Here is the same code using the standard C ++ 11 library:
#include <atomic> std::atomic<uint64_t> sharedValue(0); void storeValue() { sharedValue.store(0x100000002, std::memory_order_relaxed); } uint64_t loadValue() { return sharedValue.load(std::memory_order_relaxed); } uint64_t loadValue() { return mint_load_64_relaxed(&sharedValue); }
You should have noticed that both examples use relaxed atomic operations, as evidenced by the _relaxed suffix in identifiers. This suffix is ​​reminiscent of certain guarantees regarding memory ordering.
In particular, for such operations, reordering of memory operations is allowed in accordance with
reordering by the compiler or with
memory reordering by the processor . The compiler can even optimize redundant atomic operations, as well as non-atomic ones.

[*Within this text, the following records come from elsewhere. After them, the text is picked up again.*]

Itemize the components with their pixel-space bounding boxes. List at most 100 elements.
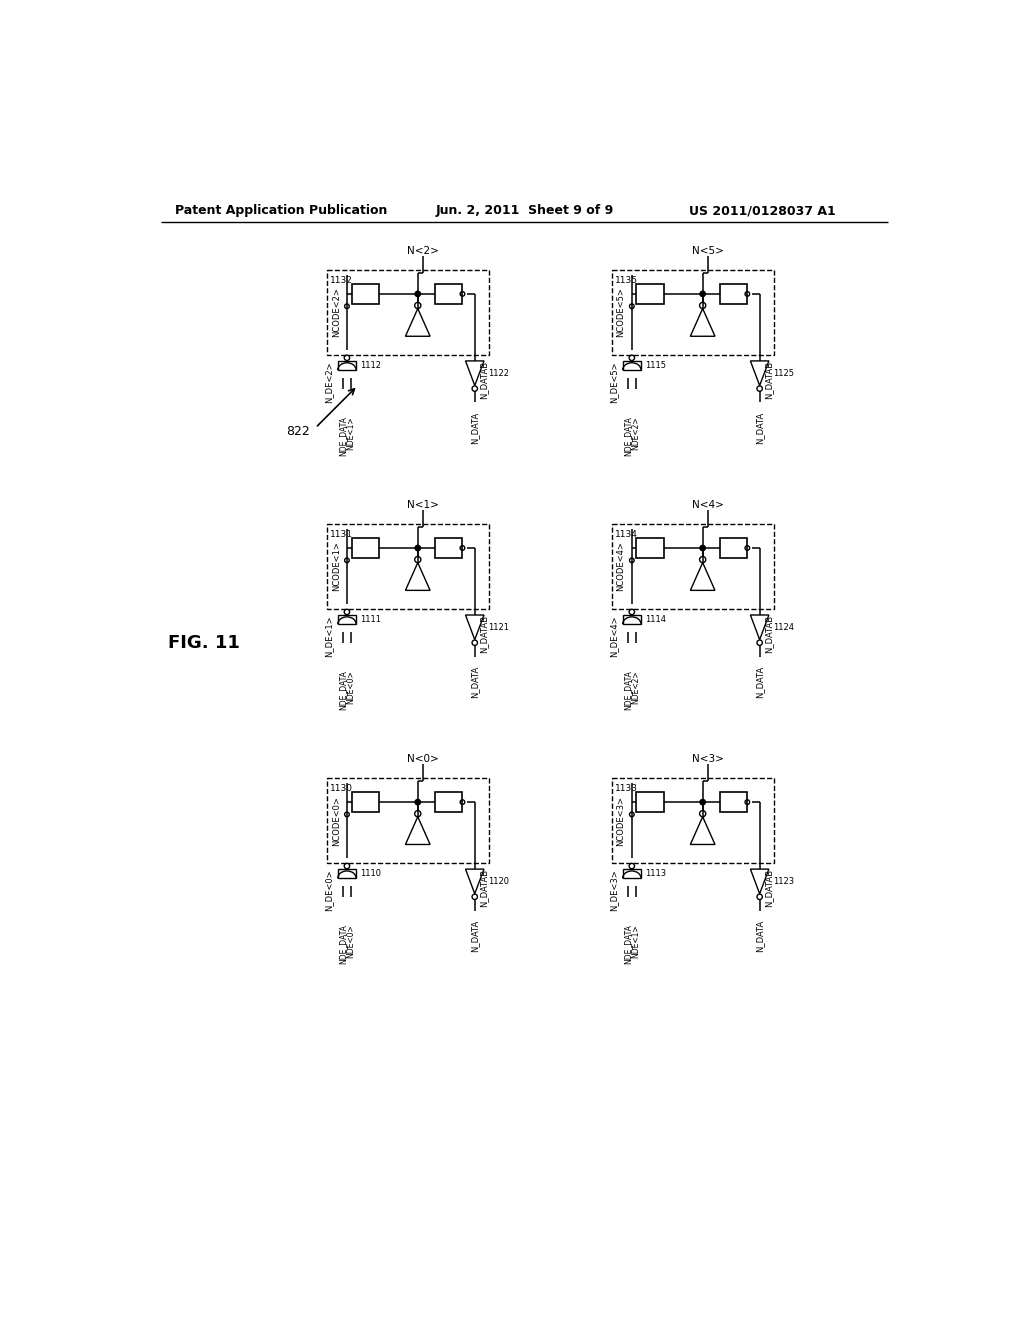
Text: 1131: 1131 xyxy=(330,531,353,540)
Bar xyxy=(351,792,379,812)
Text: N<3>: N<3> xyxy=(692,754,724,764)
Bar xyxy=(637,284,665,304)
Text: NDE<1>: NDE<1> xyxy=(346,416,355,450)
Text: 1114: 1114 xyxy=(645,615,666,624)
Text: NDE<2>: NDE<2> xyxy=(631,671,640,704)
Text: 1122: 1122 xyxy=(487,368,509,378)
Text: 1132: 1132 xyxy=(330,276,353,285)
Bar xyxy=(720,284,748,304)
Text: 1134: 1134 xyxy=(614,531,638,540)
Text: NCODE<3>: NCODE<3> xyxy=(616,796,626,846)
Bar xyxy=(327,524,488,609)
Text: N<1>: N<1> xyxy=(408,500,439,510)
Text: FIG. 11: FIG. 11 xyxy=(168,635,240,652)
Polygon shape xyxy=(751,360,769,385)
Text: N_DATA: N_DATA xyxy=(470,665,479,698)
Bar xyxy=(611,779,773,863)
Polygon shape xyxy=(466,615,484,640)
Text: N_DE<0>: N_DE<0> xyxy=(324,869,333,911)
Circle shape xyxy=(415,545,421,550)
Bar xyxy=(623,615,641,624)
Bar xyxy=(327,271,488,355)
Bar xyxy=(338,869,356,878)
Text: NDE_DATA: NDE_DATA xyxy=(339,924,348,964)
Polygon shape xyxy=(690,562,715,590)
Text: N_DE<1>: N_DE<1> xyxy=(324,615,333,656)
Text: NDE<2>: NDE<2> xyxy=(631,416,640,450)
Text: 1130: 1130 xyxy=(330,784,353,793)
Text: N_DE<4>: N_DE<4> xyxy=(609,615,617,656)
Text: 1133: 1133 xyxy=(614,784,638,793)
Bar xyxy=(611,524,773,609)
Text: NDE_DATA: NDE_DATA xyxy=(624,671,633,710)
Bar xyxy=(435,792,463,812)
Text: NDE<0>: NDE<0> xyxy=(346,671,355,704)
Text: N<0>: N<0> xyxy=(408,754,439,764)
Text: US 2011/0128037 A1: US 2011/0128037 A1 xyxy=(688,205,836,218)
Text: 1110: 1110 xyxy=(360,870,381,878)
Text: Jun. 2, 2011  Sheet 9 of 9: Jun. 2, 2011 Sheet 9 of 9 xyxy=(435,205,614,218)
Text: NDE<1>: NDE<1> xyxy=(631,924,640,958)
Text: 1120: 1120 xyxy=(487,876,509,886)
Text: NDE_DATA: NDE_DATA xyxy=(624,416,633,455)
Text: 1135: 1135 xyxy=(614,276,638,285)
Text: 1113: 1113 xyxy=(645,870,666,878)
Text: N_DE<2>: N_DE<2> xyxy=(324,360,333,403)
Bar xyxy=(338,615,356,624)
Circle shape xyxy=(700,545,706,550)
Circle shape xyxy=(700,800,706,805)
Text: 822: 822 xyxy=(287,425,310,438)
Bar xyxy=(338,360,356,370)
Text: NDE_DATA: NDE_DATA xyxy=(339,671,348,710)
Text: N_DATA: N_DATA xyxy=(470,412,479,444)
Polygon shape xyxy=(751,615,769,640)
Text: NCODE<4>: NCODE<4> xyxy=(616,541,626,591)
Bar xyxy=(637,792,665,812)
Bar xyxy=(720,539,748,558)
Text: 1111: 1111 xyxy=(360,615,381,624)
Text: N<4>: N<4> xyxy=(692,500,724,510)
Text: Patent Application Publication: Patent Application Publication xyxy=(174,205,387,218)
Text: N_DATAB: N_DATAB xyxy=(479,869,488,907)
Bar xyxy=(623,360,641,370)
Text: N_DATA: N_DATA xyxy=(755,665,764,698)
Bar xyxy=(327,779,488,863)
Bar xyxy=(611,271,773,355)
Bar xyxy=(637,539,665,558)
Text: N_DATAB: N_DATAB xyxy=(764,869,773,907)
Text: NCODE<0>: NCODE<0> xyxy=(332,796,341,846)
Text: N_DATAB: N_DATAB xyxy=(479,360,488,399)
Text: NDE<0>: NDE<0> xyxy=(346,924,355,958)
Bar xyxy=(435,539,463,558)
Text: N_DE<5>: N_DE<5> xyxy=(609,360,617,403)
Text: NCODE<5>: NCODE<5> xyxy=(616,288,626,338)
Polygon shape xyxy=(406,309,430,337)
Text: 1123: 1123 xyxy=(773,876,794,886)
Text: 1121: 1121 xyxy=(487,623,509,632)
Text: NCODE<2>: NCODE<2> xyxy=(332,288,341,338)
Text: NDE_DATA: NDE_DATA xyxy=(339,416,348,455)
Text: NDE_DATA: NDE_DATA xyxy=(624,924,633,964)
Text: N<2>: N<2> xyxy=(408,246,439,256)
Polygon shape xyxy=(406,562,430,590)
Bar xyxy=(435,284,463,304)
Text: 1115: 1115 xyxy=(645,362,666,370)
Polygon shape xyxy=(406,817,430,845)
Polygon shape xyxy=(751,869,769,894)
Text: 1112: 1112 xyxy=(360,362,381,370)
Circle shape xyxy=(415,292,421,297)
Text: N_DATA: N_DATA xyxy=(755,920,764,952)
Polygon shape xyxy=(466,869,484,894)
Bar xyxy=(351,284,379,304)
Bar xyxy=(623,869,641,878)
Circle shape xyxy=(415,800,421,805)
Text: N_DATA: N_DATA xyxy=(470,920,479,952)
Polygon shape xyxy=(466,360,484,385)
Polygon shape xyxy=(690,309,715,337)
Text: N_DATAB: N_DATAB xyxy=(479,615,488,653)
Text: NCODE<1>: NCODE<1> xyxy=(332,541,341,591)
Text: 1124: 1124 xyxy=(773,623,794,632)
Text: 1125: 1125 xyxy=(773,368,794,378)
Text: N_DATAB: N_DATAB xyxy=(764,360,773,399)
Text: N_DE<3>: N_DE<3> xyxy=(609,869,617,911)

But in all these cases, the atomicity of the operations is preserved.
I think that in the case of parallel operations with memory, using the functions of the Mintomic or C ++ 11 atomic libraries is a good practice, even if you are sure that the usual read or write operations will be atomic on the platform you use. The use of atomic libraries will serve as an extra reminder that variables can be used in a competitive environment.
Hopefully, it has now become clearer to you why the
world's simplest non-blocking hash table uses Mintomic to manipulate shared memory simultaneously with other threads.
About the author. Jeff Preshing works as a software architect at Ubisoft, a gaming company, specializing in multi-threaded programming and non-blocking algorithms. This year, he gave a report on multi-threaded game development in accordance with the C ++ 11 standard at the CppCon conference, the video of this report was on Habré . He maintains an interesting blog, Preshing on Programming , including the subtleties of non-blocking programming and the associated nuances of C ++.
I would like to translate many articles from his blog for the community, but since his posts often refer to one another, it’s quite difficult to select an article for the first translation. I tried to choose an article that would be minimally based on others. Although the question under consideration is quite simple, I hope it will still be interesting to many who are starting to get acquainted with multithreaded programming in C ++.